Many people believe that these markets only exist in Asia, but don’t realize that these markets exist throughout the world. In fact over 80 live animal wet markets are operating in New York City alone, despite the New York State on Pause Executive Order. The majority of the markets in New York sell chicken and poultry, but many also sell live goats, sheep, cattle and rabbits for slaughter. They are located in busy residential neighborhoods, and pose a significant health and safety risk, as they are unsanitary and poorly regulated.

In fact over 80 live animal wet markets are operating in New York City alone

The conditions in these markets are ideal for the spread of zoonotic diseases, which are diseases originating from an animal that can infect humans. In fact 75% of new infectious diseases affecting humans originated in animals. In addition to SARS and Covid-19, HIV, Ebola, avian flu, swine flu and many others are all known to have originated from animals. The risk for these diseases is particularly dangerous as animals of mixed species are cramped together in unsanitary conditions in close proximity to humans. Many people mistakenly believe that the majority of diseases come from wild animals when in fact avian flu, swine flu, anthrax and mad cow disease, as well as many other zoonotic diseases, have come from domesticated farm animals.

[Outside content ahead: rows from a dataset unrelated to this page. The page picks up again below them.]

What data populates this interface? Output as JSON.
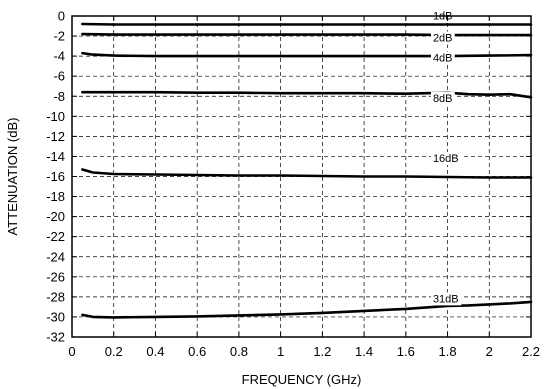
{
  "chart_data": {
    "type": "line",
    "title": "",
    "xlabel": "FREQUENCY (GHz)",
    "ylabel": "ATTENUATION (dB)",
    "xlim": [
      0,
      2.2
    ],
    "ylim": [
      -32,
      0
    ],
    "x_ticks": [
      "0",
      "0.2",
      "0.4",
      "0.6",
      "0.8",
      "1",
      "1.2",
      "1.4",
      "1.6",
      "1.8",
      "2",
      "2.2"
    ],
    "y_ticks": [
      "0",
      "-2",
      "-4",
      "-6",
      "-8",
      "-10",
      "-12",
      "-14",
      "-16",
      "-18",
      "-20",
      "-22",
      "-24",
      "-26",
      "-28",
      "-30",
      "-32"
    ],
    "grid": true,
    "grid_style": "dashed",
    "legend": "none",
    "line_color": "#000000",
    "series": [
      {
        "label": "1dB",
        "x": [
          0.05,
          0.2,
          0.4,
          0.6,
          0.8,
          1.0,
          1.2,
          1.4,
          1.6,
          1.8,
          2.0,
          2.2
        ],
        "values": [
          -0.8,
          -0.85,
          -0.85,
          -0.85,
          -0.85,
          -0.85,
          -0.85,
          -0.85,
          -0.85,
          -0.85,
          -0.85,
          -0.85
        ]
      },
      {
        "label": "2dB",
        "x": [
          0.05,
          0.2,
          0.4,
          0.6,
          0.8,
          1.0,
          1.2,
          1.4,
          1.6,
          1.8,
          2.0,
          2.2
        ],
        "values": [
          -1.8,
          -1.85,
          -1.85,
          -1.85,
          -1.85,
          -1.85,
          -1.85,
          -1.85,
          -1.85,
          -1.9,
          -1.9,
          -1.9
        ]
      },
      {
        "label": "4dB",
        "x": [
          0.05,
          0.1,
          0.2,
          0.4,
          0.6,
          0.8,
          1.0,
          1.2,
          1.4,
          1.6,
          1.8,
          2.0,
          2.2
        ],
        "values": [
          -3.7,
          -3.85,
          -3.95,
          -4.0,
          -4.0,
          -4.0,
          -4.0,
          -4.0,
          -4.0,
          -4.0,
          -4.0,
          -3.95,
          -3.9
        ]
      },
      {
        "label": "8dB",
        "x": [
          0.05,
          0.2,
          0.4,
          0.6,
          0.8,
          1.0,
          1.2,
          1.4,
          1.6,
          1.7,
          1.8,
          1.9,
          2.0,
          2.1,
          2.2
        ],
        "values": [
          -7.6,
          -7.6,
          -7.6,
          -7.65,
          -7.65,
          -7.7,
          -7.7,
          -7.7,
          -7.75,
          -7.7,
          -7.65,
          -7.8,
          -7.85,
          -7.8,
          -8.1
        ]
      },
      {
        "label": "16dB",
        "x": [
          0.05,
          0.1,
          0.2,
          0.4,
          0.6,
          0.8,
          1.0,
          1.2,
          1.4,
          1.6,
          1.8,
          2.0,
          2.2
        ],
        "values": [
          -15.3,
          -15.6,
          -15.75,
          -15.8,
          -15.85,
          -15.9,
          -15.9,
          -15.95,
          -16.0,
          -16.0,
          -16.05,
          -16.1,
          -16.1
        ]
      },
      {
        "label": "31dB",
        "x": [
          0.05,
          0.1,
          0.2,
          0.4,
          0.6,
          0.8,
          1.0,
          1.2,
          1.4,
          1.6,
          1.7,
          1.8,
          1.9,
          2.0,
          2.1,
          2.2
        ],
        "values": [
          -29.8,
          -30.0,
          -30.05,
          -30.0,
          -29.95,
          -29.85,
          -29.75,
          -29.6,
          -29.4,
          -29.2,
          -29.05,
          -28.9,
          -28.85,
          -28.75,
          -28.65,
          -28.5
        ]
      }
    ],
    "annotations": [
      {
        "text": "1dB",
        "x": 1.73,
        "y": -0.35
      },
      {
        "text": "2dB",
        "x": 1.73,
        "y": -2.55
      },
      {
        "text": "4dB",
        "x": 1.73,
        "y": -4.55
      },
      {
        "text": "8dB",
        "x": 1.73,
        "y": -8.55
      },
      {
        "text": "16dB",
        "x": 1.73,
        "y": -14.55
      },
      {
        "text": "31dB",
        "x": 1.73,
        "y": -28.55
      }
    ]
  }
}
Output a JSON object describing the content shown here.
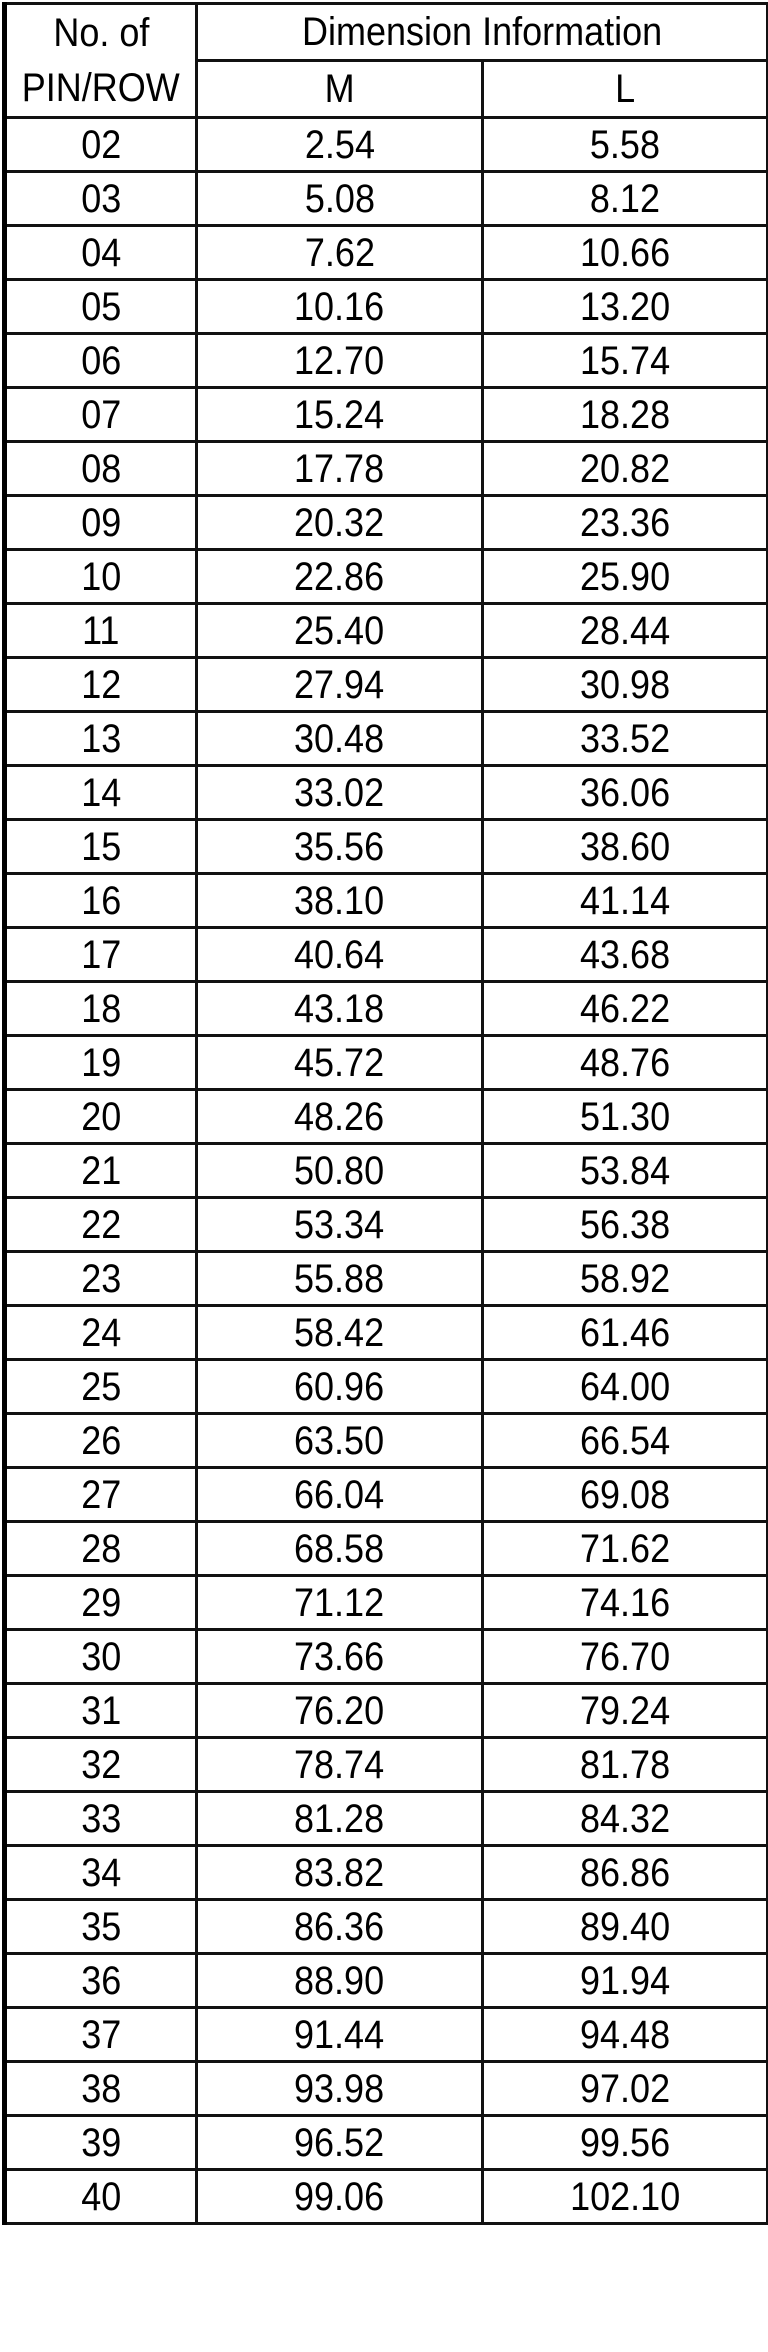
{
  "header": {
    "col1_line1": "No.  of",
    "col1_line2": "PIN/ROW",
    "group": "Dimension  Information",
    "m": "M",
    "l": "L"
  },
  "rows": [
    [
      "02",
      "2.54",
      "5.58"
    ],
    [
      "03",
      "5.08",
      "8.12"
    ],
    [
      "04",
      "7.62",
      "10.66"
    ],
    [
      "05",
      "10.16",
      "13.20"
    ],
    [
      "06",
      "12.70",
      "15.74"
    ],
    [
      "07",
      "15.24",
      "18.28"
    ],
    [
      "08",
      "17.78",
      "20.82"
    ],
    [
      "09",
      "20.32",
      "23.36"
    ],
    [
      "10",
      "22.86",
      "25.90"
    ],
    [
      "11",
      "25.40",
      "28.44"
    ],
    [
      "12",
      "27.94",
      "30.98"
    ],
    [
      "13",
      "30.48",
      "33.52"
    ],
    [
      "14",
      "33.02",
      "36.06"
    ],
    [
      "15",
      "35.56",
      "38.60"
    ],
    [
      "16",
      "38.10",
      "41.14"
    ],
    [
      "17",
      "40.64",
      "43.68"
    ],
    [
      "18",
      "43.18",
      "46.22"
    ],
    [
      "19",
      "45.72",
      "48.76"
    ],
    [
      "20",
      "48.26",
      "51.30"
    ],
    [
      "21",
      "50.80",
      "53.84"
    ],
    [
      "22",
      "53.34",
      "56.38"
    ],
    [
      "23",
      "55.88",
      "58.92"
    ],
    [
      "24",
      "58.42",
      "61.46"
    ],
    [
      "25",
      "60.96",
      "64.00"
    ],
    [
      "26",
      "63.50",
      "66.54"
    ],
    [
      "27",
      "66.04",
      "69.08"
    ],
    [
      "28",
      "68.58",
      "71.62"
    ],
    [
      "29",
      "71.12",
      "74.16"
    ],
    [
      "30",
      "73.66",
      "76.70"
    ],
    [
      "31",
      "76.20",
      "79.24"
    ],
    [
      "32",
      "78.74",
      "81.78"
    ],
    [
      "33",
      "81.28",
      "84.32"
    ],
    [
      "34",
      "83.82",
      "86.86"
    ],
    [
      "35",
      "86.36",
      "89.40"
    ],
    [
      "36",
      "88.90",
      "91.94"
    ],
    [
      "37",
      "91.44",
      "94.48"
    ],
    [
      "38",
      "93.98",
      "97.02"
    ],
    [
      "39",
      "96.52",
      "99.56"
    ],
    [
      "40",
      "99.06",
      "102.10"
    ]
  ]
}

It is clear that all wildlife and live slaughter markets need to be banned to avoid another pandemic, but it is a complicated issue. Many low income people throughout the world rely on these markets for income. It is also their source for fresh meat, which cannot reach many people in poor remote areas otherwise. Alternatives need to be created for these communities.

There is currently a huge push to get these markets closed worldwide. China recently put a temporary ban on the trade and consumption of wild animals for food, but wild animals used for traditional medicine are exempt. After the SARS outbreak, wildlife markets were temporarily restricted but resumed after the threat subsided. In July Vietnam shut down markets where illegal wildlife was being sold, and put a temporary ban on the import of wild animals. In the United States The Global Wildlife Health and Pandemic Prevention Act was introduced by Senators Chris Coons, D-Delaware, and Lindsey Graham, R-South Carolina, to end the sale of high-risk wildlife species in live animal markets for human consumption. The Act, if passed, would require the U.S. government to identify and shut down live wildlife markets around the world that pose risks to public health, leveraging international diplomacy to close these high risk markets. But the country has a lot of work to do before looking overseas, as the U.S. is the world’s largest importer of wildlife. In New York Bill # A.10399/S.8291 has been introduced by Assembly Member Linda B. Rosenthal and Senator Luis Sepúlveda to shut down the live animal slaughter markets and prevent new operational licenses from being issued. In addition to new legislation being passed throughout the world, the United Nations and the World Health Organization need to step in as it is clear that wild animal markets, wildlife trade and live animal slaughter markets need to be banned as they are an immediate threat to public health and safety worldwide.